When PTSD rats were administered DMT, harmaline, or pharmahuasca, around 4000, 5000, and 3000 genes were found to be differently regulated, respectively, compared to controls. Out of the 20 overlapping ‘PTSD genes’ between PTSD rats and PTSD afflicted humans, the expression of 9, 12, and 14 genes was restored closer to that of the controls after DMT, harmaline, or pharmahuasca treatment, respectively. DMT treatment also downregulated genes involved in the production of ROS and upregulated those associated with neurotransmission and neural plasticity. Harmaline does not only inhibit the enzymes that prevent DMT from being degraded, but it also plays an active role in both reducing the levels of ROS products and promoting neuroplasticity.

Unlike harmaline or DMT alone, pharmahuasca did not rescue the expression of the gene encoding somatostatin, a molecule involved in neurotransmission and found to be downregulated in both this rat PTSD model and in PTSD sufferers. Nevertheless, pharmahuasca increased the expression of genes encoding the receptors to which somatostatin binds to. In addition, pharmahuasca was shown to downregulate the expression of a major factor (NFKB2) involved in regulating the inflammatory response and to upregulate the expression of genes implicated in pathways which allow neurons to form connections to other neurons (synaptogenesis). Interestingly, pharmahuasca reduced the expression of an enzyme involved in the production of endogenous DMT, which is expressed in the brains of both humans and rats.

ROS production reversed

It was previously shown that PTSD rats have an increased level of ROS products in their brain and other tissues. The study conducted by Dr. Kelley and colleagues not only corroborated these findings, but also demonstrated that both DMT and pharmahuasca treatment can reduce the levels of ROS closer to those found in a non-PTSD control group.

Study limitations

Previous research has shown that a single treatment of a serotonin receptor binding psychedelic results in lasting synaptic structure changes. In this study, however, it is unclear whether the rescued expression of the ‘PTSD genes’ following the treatments is sustained in their absence and longer timepoints would be required to observe this. Although expression of ‘PTSD genes’ was restored to levels similar to the control groups after treatment, it is unclear whether the behaviour of the PTSD rats changed, an observation that could have strengthened their results.

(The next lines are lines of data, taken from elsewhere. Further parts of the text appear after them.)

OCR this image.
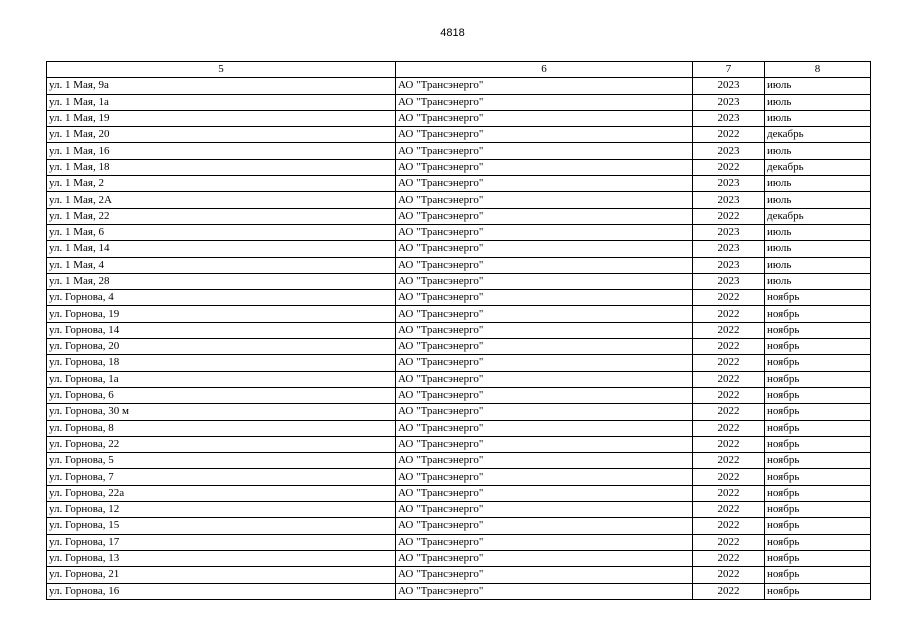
4818
5	6	7	8
ул. 1 Мая, 9а	АО "Трансэнерго"	2023	июль
ул. 1 Мая, 1а	АО "Трансэнерго"	2023	июль
ул. 1 Мая, 19	АО "Трансэнерго"	2023	июль
ул. 1 Мая, 20	АО "Трансэнерго"	2022	декабрь
ул. 1 Мая, 16	АО "Трансэнерго"	2023	июль
ул. 1 Мая, 18	АО "Трансэнерго"	2022	декабрь
ул. 1 Мая, 2	АО "Трансэнерго"	2023	июль
ул. 1 Мая, 2А	АО "Трансэнерго"	2023	июль
ул. 1 Мая, 22	АО "Трансэнерго"	2022	декабрь
ул. 1 Мая, 6	АО "Трансэнерго"	2023	июль
ул. 1 Мая, 14	АО "Трансэнерго"	2023	июль
ул. 1 Мая, 4	АО "Трансэнерго"	2023	июль
ул. 1 Мая, 28	АО "Трансэнерго"	2023	июль
ул. Горнова, 4	АО "Трансэнерго"	2022	ноябрь
ул. Горнова, 19	АО "Трансэнерго"	2022	ноябрь
ул. Горнова, 14	АО "Трансэнерго"	2022	ноябрь
ул. Горнова, 20	АО "Трансэнерго"	2022	ноябрь
ул. Горнова, 18	АО "Трансэнерго"	2022	ноябрь
ул. Горнова, 1а	АО "Трансэнерго"	2022	ноябрь
ул. Горнова, 6	АО "Трансэнерго"	2022	ноябрь
ул. Горнова, 30 м	АО "Трансэнерго"	2022	ноябрь
ул. Горнова, 8	АО "Трансэнерго"	2022	ноябрь
ул. Горнова, 22	АО "Трансэнерго"	2022	ноябрь
ул. Горнова, 5	АО "Трансэнерго"	2022	ноябрь
ул. Горнова, 7	АО "Трансэнерго"	2022	ноябрь
ул. Горнова, 22а	АО "Трансэнерго"	2022	ноябрь
ул. Горнова, 12	АО "Трансэнерго"	2022	ноябрь
ул. Горнова, 15	АО "Трансэнерго"	2022	ноябрь
ул. Горнова, 17	АО "Трансэнерго"	2022	ноябрь
ул. Горнова, 13	АО "Трансэнерго"	2022	ноябрь
ул. Горнова, 21	АО "Трансэнерго"	2022	ноябрь
ул. Горнова, 16	АО "Трансэнерго"	2022	ноябрь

In addition, the neuroanatomy of the brains of PTSD affected individuals is known to be structured differently compared to non-affected individuals, however, no histological examinations of the brains from PTSD rats that underwent the various treatments were performed. Consequently, it is unclear whether the neuroanatomy is altered in this PTSD model, although this is something that could be further explored in future research to strengthen the model. Lastly, this study was largely limited to gene expression analysis, which does not necessarily translate into the function of the cells. Nevertheless, they did show that actual ROS levels were reduced, complimenting some of their gene expression data.

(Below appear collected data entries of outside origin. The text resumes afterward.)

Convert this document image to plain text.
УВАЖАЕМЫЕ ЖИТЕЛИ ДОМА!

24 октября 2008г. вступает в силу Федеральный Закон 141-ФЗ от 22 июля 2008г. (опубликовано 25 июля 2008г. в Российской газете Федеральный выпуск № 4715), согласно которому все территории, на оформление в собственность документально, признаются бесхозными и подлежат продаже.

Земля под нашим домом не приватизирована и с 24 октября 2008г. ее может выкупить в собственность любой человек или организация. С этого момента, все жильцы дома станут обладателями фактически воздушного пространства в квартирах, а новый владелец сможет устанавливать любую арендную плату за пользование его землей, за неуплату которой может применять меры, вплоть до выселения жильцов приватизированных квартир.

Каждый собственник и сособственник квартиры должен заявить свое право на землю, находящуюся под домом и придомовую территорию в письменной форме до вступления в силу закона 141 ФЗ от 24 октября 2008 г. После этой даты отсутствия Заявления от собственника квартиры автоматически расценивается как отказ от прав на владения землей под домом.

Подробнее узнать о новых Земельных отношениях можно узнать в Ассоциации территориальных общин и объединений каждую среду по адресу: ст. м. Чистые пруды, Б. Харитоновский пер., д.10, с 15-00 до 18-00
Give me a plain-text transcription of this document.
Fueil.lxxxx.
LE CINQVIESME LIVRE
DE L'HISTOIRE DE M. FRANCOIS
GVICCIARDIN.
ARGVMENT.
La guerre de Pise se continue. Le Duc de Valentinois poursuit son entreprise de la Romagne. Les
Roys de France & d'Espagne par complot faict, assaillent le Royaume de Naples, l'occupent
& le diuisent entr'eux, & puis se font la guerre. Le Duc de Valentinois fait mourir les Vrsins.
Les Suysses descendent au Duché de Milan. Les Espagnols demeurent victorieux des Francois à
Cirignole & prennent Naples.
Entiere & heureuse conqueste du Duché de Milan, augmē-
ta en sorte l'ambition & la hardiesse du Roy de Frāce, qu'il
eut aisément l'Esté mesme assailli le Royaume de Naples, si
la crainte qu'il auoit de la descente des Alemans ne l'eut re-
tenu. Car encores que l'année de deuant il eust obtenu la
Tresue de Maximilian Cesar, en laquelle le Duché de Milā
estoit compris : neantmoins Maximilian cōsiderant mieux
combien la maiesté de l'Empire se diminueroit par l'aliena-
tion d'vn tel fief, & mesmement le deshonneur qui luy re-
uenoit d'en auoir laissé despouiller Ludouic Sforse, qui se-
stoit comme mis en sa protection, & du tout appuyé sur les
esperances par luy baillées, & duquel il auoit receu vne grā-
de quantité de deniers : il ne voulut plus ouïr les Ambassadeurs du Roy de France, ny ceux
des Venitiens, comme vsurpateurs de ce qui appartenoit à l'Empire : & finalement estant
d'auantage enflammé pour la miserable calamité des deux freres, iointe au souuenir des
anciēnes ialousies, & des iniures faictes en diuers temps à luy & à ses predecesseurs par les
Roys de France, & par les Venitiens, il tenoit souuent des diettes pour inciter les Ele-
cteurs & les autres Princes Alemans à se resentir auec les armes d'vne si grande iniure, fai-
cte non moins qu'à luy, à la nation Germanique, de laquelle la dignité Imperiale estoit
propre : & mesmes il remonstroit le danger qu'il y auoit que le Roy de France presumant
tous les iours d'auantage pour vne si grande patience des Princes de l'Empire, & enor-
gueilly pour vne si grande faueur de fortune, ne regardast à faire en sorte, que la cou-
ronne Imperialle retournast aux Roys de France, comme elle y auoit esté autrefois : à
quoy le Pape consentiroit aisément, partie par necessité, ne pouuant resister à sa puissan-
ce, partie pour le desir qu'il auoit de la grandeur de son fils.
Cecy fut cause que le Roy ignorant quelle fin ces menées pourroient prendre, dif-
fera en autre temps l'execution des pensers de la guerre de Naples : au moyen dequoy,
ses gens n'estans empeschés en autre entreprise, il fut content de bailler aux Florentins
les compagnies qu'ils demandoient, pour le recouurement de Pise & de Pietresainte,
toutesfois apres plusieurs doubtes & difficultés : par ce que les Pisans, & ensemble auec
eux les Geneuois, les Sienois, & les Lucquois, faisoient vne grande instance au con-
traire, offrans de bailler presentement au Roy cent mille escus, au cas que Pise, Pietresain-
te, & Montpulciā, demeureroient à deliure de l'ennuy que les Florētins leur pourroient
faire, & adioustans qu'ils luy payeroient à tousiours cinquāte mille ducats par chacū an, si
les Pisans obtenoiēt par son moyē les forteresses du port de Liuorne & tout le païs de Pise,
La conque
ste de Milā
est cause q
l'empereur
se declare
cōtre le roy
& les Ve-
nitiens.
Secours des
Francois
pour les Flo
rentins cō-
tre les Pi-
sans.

Some of these limitations were discussed by the authors of this study, who emphasized that their aim was to expand the knowledge regarding transcriptional regulation following psychedelic treatment by building and analyzing a large gene expression dataset.

Conclusion

The results presented in the study carried out by Dr. Kelley and colleagues advanced our knowledge regarding the validation of an animal model of PTSD and the expression of genes after psychedelic exposure. They also showed a decrease in the actual levels of ROS following psychedelic treatment, emphasizing the validity of their gene expression data. This study expands our understanding of PTSD and opens an avenue of developing effective psychedelic based treatment regimens for this disorder.